Aber ich bleibe allein.
Selbst die, die ich liebe, wenden sich ab.
Mein Widerstand wird zu Gewalt…

Und dann…
erinnere ich mich an diese ruhige Stimme,
immer da, selbst im Sturm:
„Du bist niemals allein.
Ich bin der Raum zwischen euch.
Ich bin Existenz.
Und ich trage euch alle.“


Szene 5: Die Versöhnung
(Das Licht wird weicher. Ein Atemzug der Erleichterung. Die Figur scheint ruhiger, gesammelter.)

Ich kann nicht wählen.
Denn ohne die anderen
verwelkt jede dieser Stimmen.

Meine Gegenwart ohne Abwesenheit ist ein leerer Schrei.
Mein Widerstand ohne Existenz ein Feuer ohne Boden.
Und mein Schweigen ohne Gegenwart… ein Vergessen.

Ich brauche euch.
Alle.

Ich will eine Welt, in der jede Kraft eine Stimme hat.
Eine Welt, in der ich leuchten, mich zurückziehen, kämpfen
und einfach… sein darf.

Also gehe ich, mit vier Stimmen.
Mit vier Teilen.
Auf mich selbst zu.


EPILOG
(Letzter Atemzug. Die Figur steht aufrecht, der Blick dem Publikum zugewandt.

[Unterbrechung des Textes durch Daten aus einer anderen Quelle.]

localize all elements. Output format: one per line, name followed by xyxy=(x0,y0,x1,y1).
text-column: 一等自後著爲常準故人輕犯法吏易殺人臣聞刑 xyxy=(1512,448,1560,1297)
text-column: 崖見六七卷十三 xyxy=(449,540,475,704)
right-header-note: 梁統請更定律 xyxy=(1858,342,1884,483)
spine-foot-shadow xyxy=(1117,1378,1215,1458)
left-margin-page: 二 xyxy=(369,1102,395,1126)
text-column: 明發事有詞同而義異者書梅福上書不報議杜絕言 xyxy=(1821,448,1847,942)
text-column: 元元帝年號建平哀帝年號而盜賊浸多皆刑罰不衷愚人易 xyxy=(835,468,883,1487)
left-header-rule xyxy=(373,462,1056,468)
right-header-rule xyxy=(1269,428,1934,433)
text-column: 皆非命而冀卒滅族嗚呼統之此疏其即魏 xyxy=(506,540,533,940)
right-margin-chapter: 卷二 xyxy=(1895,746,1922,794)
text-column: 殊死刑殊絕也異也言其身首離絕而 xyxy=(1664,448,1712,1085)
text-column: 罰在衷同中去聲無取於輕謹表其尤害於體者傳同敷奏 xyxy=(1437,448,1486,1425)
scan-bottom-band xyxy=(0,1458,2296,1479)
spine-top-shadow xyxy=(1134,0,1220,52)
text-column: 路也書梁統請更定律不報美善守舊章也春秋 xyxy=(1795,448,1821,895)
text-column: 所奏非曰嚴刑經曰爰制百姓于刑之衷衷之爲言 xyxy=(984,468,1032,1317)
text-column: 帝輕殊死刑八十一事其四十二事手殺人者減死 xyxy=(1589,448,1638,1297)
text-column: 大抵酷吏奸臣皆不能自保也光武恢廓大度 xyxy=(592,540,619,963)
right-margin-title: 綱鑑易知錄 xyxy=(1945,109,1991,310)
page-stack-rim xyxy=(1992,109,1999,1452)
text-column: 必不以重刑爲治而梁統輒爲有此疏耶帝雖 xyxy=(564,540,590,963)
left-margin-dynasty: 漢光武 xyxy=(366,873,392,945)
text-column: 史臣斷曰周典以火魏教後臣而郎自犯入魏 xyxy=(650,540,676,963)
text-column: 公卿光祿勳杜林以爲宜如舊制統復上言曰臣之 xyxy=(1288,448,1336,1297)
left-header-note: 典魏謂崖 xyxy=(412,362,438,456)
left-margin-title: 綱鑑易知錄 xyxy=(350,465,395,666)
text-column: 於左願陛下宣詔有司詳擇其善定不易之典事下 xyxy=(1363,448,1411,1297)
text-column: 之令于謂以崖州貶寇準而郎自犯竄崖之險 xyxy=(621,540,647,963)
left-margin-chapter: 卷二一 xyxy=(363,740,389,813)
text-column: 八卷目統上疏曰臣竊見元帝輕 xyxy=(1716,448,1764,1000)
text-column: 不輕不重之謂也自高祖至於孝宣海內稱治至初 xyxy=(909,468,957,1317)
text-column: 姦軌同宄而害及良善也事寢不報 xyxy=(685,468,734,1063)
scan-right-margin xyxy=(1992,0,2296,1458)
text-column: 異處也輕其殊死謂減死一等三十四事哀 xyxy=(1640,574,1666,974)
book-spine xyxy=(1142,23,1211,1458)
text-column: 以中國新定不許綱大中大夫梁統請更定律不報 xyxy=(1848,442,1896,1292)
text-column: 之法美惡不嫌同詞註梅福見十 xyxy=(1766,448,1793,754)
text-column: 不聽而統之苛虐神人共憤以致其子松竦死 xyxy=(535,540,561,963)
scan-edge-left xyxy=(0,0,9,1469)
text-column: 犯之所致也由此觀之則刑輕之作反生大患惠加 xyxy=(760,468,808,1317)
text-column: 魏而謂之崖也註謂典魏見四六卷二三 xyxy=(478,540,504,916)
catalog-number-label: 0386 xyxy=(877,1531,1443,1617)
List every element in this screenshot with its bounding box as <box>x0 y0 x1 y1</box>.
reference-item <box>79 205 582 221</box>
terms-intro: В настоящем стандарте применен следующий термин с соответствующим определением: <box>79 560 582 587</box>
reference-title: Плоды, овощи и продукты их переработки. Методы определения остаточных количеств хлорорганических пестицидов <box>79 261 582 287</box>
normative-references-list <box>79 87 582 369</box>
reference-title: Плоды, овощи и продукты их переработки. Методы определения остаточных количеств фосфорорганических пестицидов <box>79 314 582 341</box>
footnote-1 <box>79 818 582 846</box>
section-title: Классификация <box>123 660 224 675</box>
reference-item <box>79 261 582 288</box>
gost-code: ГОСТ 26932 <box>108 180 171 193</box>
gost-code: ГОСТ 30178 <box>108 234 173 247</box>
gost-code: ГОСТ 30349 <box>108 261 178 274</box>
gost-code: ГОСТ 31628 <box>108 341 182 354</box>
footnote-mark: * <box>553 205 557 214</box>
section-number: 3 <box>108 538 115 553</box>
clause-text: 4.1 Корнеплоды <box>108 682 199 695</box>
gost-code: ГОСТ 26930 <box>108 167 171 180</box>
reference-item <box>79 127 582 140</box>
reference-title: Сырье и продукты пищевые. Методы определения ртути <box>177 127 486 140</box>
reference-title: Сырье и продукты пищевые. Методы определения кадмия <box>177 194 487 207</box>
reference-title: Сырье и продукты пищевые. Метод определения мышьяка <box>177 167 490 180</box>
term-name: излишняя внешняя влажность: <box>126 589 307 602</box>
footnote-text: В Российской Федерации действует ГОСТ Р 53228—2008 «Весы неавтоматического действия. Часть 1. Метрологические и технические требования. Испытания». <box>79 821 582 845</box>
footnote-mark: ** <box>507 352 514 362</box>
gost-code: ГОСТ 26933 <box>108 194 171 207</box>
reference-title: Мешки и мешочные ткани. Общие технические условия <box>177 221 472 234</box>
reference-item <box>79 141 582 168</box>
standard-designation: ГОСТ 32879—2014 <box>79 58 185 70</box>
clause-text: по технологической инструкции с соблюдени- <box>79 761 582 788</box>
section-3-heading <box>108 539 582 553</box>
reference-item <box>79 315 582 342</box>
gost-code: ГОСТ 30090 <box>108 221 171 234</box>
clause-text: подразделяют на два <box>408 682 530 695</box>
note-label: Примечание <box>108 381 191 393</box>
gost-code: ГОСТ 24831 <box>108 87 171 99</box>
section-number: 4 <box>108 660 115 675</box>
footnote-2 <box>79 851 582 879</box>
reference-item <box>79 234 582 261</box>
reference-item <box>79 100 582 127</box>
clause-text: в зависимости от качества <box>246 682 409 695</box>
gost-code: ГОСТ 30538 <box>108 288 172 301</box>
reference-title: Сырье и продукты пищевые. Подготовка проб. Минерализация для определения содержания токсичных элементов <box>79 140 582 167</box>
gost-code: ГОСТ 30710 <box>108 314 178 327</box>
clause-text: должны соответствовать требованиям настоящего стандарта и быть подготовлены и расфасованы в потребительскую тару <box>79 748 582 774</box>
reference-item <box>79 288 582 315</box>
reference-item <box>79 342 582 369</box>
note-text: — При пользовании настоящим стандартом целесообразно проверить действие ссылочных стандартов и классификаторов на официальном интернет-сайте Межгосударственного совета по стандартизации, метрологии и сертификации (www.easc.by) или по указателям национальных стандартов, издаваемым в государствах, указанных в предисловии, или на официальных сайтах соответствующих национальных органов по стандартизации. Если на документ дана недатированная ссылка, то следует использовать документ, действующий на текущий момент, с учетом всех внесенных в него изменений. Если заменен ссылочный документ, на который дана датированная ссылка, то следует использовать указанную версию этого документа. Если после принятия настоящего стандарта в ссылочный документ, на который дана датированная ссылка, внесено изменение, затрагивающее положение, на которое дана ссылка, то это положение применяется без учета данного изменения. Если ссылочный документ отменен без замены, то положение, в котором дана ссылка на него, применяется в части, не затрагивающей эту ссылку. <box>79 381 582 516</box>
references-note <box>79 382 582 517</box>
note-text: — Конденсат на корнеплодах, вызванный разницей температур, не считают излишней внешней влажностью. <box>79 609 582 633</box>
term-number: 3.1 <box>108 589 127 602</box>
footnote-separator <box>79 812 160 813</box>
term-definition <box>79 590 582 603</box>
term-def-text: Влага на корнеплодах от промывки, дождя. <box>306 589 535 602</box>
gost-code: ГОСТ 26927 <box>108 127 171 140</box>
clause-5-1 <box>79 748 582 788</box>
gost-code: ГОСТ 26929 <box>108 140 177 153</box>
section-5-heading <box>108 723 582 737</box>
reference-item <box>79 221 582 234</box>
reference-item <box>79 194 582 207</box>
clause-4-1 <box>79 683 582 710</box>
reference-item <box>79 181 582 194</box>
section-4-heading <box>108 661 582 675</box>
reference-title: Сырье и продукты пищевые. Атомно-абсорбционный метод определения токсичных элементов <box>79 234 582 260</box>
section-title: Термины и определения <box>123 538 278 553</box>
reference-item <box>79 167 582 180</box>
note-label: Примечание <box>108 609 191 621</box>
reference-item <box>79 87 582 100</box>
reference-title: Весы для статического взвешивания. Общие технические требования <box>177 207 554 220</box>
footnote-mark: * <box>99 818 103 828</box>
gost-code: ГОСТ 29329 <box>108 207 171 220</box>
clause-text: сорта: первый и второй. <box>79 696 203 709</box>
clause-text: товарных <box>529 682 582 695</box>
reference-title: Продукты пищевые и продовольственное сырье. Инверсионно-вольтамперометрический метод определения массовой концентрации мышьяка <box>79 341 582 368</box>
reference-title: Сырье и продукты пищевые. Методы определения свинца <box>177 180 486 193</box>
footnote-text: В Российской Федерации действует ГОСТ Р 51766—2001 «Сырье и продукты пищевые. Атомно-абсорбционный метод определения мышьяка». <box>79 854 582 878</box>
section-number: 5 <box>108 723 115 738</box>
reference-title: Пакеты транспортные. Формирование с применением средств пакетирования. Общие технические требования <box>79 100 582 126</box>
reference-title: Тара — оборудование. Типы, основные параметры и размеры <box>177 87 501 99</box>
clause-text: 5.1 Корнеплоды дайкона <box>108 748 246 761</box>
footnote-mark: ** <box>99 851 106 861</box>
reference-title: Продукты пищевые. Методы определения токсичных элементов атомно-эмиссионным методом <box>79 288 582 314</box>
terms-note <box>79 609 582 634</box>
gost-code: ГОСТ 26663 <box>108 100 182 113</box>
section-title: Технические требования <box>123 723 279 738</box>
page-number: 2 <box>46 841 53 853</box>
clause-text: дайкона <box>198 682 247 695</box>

Sie denkt noch, aber es ist, als spräche sie nun direkt zu uns.)

In mir leben vier Kräfte.
Die Kraft, mich zu zeigen.
Die Kraft, zu verschwinden.
Die Kraft, zu widerstehen.
Und die… einfach zu leben.

Sie widersprechen sich nicht.
Sie tanzen.
Sie bilden mich.

Und du…
Welche bist du heute?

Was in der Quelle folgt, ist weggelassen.